VTE Risk Assessment in Lower Limb Immobilisation
by Dr Alexandra Powell, Dr Jack Burnham and Dr Rachel Wright
Quality Improvement Poster Download
Background & Problem
- Immobilised patients are at higher risk of venous thromboembolism (VTE) – deep vein thrombosis (DVT) and pulmonary embolism (PE)
- Temporary limb immobilisation is implicated as a factor for VTE in 1.5-3% of all VTE events.
- Incidence of VTE in patients with lower limb immobilisation is estimated to be anywhere between 5 and 39%.
- DVT/PE are potentially life threatening complication
- Steps can be taken to prevent them if adequate risk assessment is undertaken
- Examples of VTE events in lower limb immobilisation have occurred in our trust.
Aim
Improve the assessment of VTE risk in ED patients (≥17 years) with lower limb immobilisation in plaster cast by 20-30% from baseline by 30th April 2016.
Method
Data for Jan – Nov 2015 was collected prior to implementation of change
Data for Jan – March 2016 was collected as changes were implemented
- Cycle 1 – Jan 2016 – Doctors handover and poster
- Cycle 2 – Feb 2016 – Risk assessment tray and prompts
- Cycle 3 – March 2016 – ENP meeting attended, communication with ENP as major stakeholder. Delayed due to difficulties attending meeting (strikes!)
Results
- None of the changes we implemented had any significant impact on our rate of assessment.

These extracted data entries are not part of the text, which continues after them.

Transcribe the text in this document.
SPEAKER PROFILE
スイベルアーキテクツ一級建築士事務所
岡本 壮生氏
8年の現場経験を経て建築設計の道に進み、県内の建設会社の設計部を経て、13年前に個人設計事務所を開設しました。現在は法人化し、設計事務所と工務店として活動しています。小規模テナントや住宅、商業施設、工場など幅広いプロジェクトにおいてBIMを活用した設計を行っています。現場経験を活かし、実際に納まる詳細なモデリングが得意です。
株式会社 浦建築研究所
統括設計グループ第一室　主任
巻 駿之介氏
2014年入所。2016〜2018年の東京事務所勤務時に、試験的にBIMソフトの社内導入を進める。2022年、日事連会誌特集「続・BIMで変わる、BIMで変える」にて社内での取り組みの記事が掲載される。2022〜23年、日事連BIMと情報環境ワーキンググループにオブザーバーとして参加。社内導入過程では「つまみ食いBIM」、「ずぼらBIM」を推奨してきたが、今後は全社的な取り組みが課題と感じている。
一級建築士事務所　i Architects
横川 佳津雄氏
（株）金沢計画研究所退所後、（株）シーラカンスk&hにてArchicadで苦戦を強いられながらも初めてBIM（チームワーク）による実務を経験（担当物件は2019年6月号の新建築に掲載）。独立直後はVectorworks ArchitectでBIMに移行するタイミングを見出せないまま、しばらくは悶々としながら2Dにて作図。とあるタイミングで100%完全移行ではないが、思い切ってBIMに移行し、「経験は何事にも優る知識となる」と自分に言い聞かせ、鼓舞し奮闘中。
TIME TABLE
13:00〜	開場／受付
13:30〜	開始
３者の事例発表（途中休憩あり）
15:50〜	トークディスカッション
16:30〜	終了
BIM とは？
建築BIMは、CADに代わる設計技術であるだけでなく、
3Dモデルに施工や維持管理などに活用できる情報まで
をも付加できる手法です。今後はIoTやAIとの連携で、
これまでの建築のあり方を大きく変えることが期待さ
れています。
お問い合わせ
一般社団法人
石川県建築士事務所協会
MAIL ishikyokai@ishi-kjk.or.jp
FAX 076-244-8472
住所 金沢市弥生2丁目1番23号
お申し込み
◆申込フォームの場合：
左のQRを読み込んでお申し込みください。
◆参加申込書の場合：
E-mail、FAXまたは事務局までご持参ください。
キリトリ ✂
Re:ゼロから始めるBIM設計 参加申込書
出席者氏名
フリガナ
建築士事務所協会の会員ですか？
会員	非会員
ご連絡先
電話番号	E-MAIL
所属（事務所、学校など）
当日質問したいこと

- Our rate of assessment is poor. Nationally, the target is complete compliance.
- Further steps need to be undertaken to improve this.
- High turnover of staff is a significant limiting factor to education.
- Difficult to find times to target all staff due to shift pattern – target induction?
- Lack of enthusiasm for VTE drawer – plaster packs?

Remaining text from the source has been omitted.